Bill Steigerwald on Whitewashing John Steinbeck
When John Steinbeck's Travels With Charley in Search of America was first published 50 years ago on July 27, 1962, it quickly sold hundreds of thousands of copies and stayed on the nonfiction bestseller lists for over a year. Since then it has become a classic American road book, loved by millions on account of Steinbeck's quirky humor, vivid descriptions of the natural world, and wise and cranky observations about America and its people.

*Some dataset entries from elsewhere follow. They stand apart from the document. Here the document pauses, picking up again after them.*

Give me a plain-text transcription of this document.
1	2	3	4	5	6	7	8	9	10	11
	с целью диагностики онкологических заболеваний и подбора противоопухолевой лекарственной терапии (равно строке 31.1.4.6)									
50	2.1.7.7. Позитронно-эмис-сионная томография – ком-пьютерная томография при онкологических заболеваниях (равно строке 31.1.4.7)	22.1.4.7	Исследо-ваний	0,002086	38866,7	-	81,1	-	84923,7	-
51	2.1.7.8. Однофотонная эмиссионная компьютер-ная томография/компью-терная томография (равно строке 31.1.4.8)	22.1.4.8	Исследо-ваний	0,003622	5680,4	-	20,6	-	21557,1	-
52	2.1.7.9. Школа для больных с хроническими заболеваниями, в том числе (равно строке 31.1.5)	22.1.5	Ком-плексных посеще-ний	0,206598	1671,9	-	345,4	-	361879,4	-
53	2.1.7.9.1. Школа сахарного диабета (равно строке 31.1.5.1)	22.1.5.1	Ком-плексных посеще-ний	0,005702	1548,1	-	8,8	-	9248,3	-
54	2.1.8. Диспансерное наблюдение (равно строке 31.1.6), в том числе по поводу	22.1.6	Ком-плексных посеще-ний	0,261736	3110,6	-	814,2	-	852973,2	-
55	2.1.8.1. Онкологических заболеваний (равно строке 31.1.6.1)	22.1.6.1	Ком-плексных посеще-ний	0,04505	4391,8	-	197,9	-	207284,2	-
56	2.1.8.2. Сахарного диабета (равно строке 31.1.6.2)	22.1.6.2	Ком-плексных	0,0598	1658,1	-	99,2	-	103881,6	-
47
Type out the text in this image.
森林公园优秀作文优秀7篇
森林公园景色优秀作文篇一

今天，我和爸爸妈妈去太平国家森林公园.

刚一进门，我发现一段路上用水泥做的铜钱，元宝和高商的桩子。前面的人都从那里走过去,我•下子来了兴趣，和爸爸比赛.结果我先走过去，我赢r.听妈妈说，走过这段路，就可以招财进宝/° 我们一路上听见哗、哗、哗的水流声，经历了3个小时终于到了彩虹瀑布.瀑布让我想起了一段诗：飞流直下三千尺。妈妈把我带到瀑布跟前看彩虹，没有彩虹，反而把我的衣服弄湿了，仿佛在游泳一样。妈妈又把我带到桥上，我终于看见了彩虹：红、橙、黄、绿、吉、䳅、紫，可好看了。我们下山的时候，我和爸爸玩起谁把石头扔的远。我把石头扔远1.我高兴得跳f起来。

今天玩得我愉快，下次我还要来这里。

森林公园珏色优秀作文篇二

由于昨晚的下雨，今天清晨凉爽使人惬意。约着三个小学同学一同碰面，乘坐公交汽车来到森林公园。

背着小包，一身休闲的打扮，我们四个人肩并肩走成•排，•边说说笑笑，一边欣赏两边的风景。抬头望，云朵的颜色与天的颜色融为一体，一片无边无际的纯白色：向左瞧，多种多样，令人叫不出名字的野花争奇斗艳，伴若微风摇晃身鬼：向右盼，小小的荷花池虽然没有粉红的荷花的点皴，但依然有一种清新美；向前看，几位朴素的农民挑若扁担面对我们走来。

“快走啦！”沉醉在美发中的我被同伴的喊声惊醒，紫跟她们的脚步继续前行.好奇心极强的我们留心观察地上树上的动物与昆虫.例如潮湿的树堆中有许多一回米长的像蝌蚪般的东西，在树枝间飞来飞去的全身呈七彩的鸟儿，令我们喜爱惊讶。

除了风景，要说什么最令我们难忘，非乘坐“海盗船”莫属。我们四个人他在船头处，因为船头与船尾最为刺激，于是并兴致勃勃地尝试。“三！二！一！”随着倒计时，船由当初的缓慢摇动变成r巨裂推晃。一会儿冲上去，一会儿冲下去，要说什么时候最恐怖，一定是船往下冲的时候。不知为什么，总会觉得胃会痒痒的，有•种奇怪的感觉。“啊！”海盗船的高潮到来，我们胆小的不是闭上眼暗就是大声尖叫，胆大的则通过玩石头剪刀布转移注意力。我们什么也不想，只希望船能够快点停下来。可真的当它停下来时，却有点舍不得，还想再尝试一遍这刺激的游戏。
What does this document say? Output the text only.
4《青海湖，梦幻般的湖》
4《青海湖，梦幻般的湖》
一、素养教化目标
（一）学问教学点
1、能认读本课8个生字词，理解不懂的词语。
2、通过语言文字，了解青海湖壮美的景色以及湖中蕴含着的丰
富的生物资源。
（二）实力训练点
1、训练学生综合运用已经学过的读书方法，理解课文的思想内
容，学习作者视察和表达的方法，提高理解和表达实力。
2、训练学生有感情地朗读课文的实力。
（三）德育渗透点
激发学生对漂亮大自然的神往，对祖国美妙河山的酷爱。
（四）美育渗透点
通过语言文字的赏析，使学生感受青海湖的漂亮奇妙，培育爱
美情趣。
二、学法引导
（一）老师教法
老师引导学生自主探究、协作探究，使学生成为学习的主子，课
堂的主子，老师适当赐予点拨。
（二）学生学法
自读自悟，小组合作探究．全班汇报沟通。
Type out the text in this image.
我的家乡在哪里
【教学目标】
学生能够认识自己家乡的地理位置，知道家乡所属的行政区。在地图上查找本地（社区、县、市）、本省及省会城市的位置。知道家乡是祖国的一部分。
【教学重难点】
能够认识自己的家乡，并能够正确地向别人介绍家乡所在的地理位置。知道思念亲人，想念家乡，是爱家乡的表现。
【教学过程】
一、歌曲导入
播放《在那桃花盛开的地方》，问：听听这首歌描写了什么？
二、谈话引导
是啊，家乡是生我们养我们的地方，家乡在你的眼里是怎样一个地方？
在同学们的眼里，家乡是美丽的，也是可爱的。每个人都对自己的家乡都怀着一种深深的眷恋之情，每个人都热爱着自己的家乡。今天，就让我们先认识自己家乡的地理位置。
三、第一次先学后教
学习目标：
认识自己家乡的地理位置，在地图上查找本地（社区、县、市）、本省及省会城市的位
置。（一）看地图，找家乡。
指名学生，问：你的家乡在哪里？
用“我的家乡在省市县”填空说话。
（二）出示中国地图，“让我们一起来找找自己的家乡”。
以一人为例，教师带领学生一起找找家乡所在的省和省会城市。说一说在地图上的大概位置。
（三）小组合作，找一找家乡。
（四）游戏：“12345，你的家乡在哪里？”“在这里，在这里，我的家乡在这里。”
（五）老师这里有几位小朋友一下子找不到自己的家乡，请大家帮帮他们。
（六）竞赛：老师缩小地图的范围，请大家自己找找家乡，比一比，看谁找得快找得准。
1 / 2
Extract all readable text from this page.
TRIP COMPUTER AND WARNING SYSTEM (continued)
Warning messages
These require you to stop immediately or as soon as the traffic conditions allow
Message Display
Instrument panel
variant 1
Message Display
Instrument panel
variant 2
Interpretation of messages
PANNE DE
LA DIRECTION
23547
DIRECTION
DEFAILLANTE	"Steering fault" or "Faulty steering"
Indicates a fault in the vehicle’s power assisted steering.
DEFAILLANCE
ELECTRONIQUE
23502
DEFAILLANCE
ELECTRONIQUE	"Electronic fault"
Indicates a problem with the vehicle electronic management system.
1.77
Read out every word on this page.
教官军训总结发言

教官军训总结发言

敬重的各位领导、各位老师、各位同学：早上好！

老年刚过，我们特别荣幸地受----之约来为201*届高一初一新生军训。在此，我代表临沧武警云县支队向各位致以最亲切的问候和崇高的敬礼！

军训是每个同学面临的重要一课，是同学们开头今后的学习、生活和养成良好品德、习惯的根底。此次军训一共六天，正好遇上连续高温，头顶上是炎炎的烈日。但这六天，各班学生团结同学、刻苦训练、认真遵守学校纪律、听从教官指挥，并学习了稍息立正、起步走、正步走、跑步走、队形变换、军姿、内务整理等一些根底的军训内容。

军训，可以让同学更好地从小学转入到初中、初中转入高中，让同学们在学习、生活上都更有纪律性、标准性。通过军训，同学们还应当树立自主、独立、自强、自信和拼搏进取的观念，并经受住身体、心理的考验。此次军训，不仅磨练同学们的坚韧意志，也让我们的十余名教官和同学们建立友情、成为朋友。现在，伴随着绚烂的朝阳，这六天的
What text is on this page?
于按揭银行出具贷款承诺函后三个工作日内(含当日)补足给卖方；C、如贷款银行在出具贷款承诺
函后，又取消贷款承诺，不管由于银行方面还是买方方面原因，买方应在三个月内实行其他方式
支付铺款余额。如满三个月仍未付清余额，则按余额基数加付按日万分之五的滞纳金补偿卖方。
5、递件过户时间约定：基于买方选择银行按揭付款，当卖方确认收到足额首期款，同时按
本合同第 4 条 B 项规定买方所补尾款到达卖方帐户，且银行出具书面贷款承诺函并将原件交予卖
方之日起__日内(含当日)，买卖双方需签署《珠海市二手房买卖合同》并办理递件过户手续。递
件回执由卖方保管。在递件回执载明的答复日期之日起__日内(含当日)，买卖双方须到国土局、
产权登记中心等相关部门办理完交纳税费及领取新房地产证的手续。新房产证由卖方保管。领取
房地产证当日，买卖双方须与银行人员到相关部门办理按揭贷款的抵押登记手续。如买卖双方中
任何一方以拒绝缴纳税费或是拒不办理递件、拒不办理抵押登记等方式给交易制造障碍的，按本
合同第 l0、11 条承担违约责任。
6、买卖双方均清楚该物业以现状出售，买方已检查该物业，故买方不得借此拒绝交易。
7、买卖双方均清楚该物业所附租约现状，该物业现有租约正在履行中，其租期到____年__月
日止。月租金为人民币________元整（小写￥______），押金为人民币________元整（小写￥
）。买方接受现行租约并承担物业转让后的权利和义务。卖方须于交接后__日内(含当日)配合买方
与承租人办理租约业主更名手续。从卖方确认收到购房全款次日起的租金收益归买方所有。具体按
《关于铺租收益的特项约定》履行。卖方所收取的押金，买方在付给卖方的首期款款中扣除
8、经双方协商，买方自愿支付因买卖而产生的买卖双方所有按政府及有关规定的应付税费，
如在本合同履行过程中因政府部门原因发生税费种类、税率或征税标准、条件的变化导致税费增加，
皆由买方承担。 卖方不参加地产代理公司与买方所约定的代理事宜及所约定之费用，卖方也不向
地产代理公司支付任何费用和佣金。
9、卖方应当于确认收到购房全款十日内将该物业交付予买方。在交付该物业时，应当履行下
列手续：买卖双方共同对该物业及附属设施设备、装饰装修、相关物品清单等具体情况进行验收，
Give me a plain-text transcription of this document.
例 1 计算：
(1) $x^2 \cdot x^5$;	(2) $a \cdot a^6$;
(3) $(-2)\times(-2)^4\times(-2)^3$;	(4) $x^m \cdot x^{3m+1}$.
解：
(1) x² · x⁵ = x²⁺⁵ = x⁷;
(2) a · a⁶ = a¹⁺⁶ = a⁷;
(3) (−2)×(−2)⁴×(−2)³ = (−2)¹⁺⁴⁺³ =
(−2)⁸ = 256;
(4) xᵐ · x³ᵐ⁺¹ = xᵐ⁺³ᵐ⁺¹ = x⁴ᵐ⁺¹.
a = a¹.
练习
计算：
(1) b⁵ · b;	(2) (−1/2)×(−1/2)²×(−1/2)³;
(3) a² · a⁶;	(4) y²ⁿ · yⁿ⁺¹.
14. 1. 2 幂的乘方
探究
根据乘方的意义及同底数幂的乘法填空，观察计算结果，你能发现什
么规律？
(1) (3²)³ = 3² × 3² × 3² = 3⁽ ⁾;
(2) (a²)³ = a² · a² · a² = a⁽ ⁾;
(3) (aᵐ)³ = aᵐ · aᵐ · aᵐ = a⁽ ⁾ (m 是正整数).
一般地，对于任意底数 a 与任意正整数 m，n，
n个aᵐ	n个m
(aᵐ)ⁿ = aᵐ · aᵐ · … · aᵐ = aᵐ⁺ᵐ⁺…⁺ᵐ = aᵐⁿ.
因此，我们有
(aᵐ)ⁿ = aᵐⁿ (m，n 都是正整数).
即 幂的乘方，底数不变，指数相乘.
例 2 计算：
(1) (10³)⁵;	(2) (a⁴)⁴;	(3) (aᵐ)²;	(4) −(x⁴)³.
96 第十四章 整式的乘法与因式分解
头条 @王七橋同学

Yet as Bill Steigerwald revealed in Reason's April 2011 issue, Steinbeck's work of "nonfiction" is riddled with fictional people and events and offers a mostly inaccurate portrait of the Nobel laureate's actual travels. As part of his groundbreaking research, Steigerwald read the original manuscript of Travels With Charley at New York's Morgan Museum and Library, where he discovered that the book's first draft was heavily edited to remove Steinbeck's New Deal politics and create the myth of an open-minded journey. Thus the reading public was deceived into seeing Steinbeck as an impartial observer, rather than as the staunch partisan he really was.
Also excised from Steinbeck's original manuscript was a paragraph of racist and offensive language drawn from Steinbeck's encounter with a group of white female protesters outside of a recently integrated school in New Orleans. By cooperating with his publisher to suppress the disturbing truth about segregation, Steinbeck inadvertently abetted the system's continuance.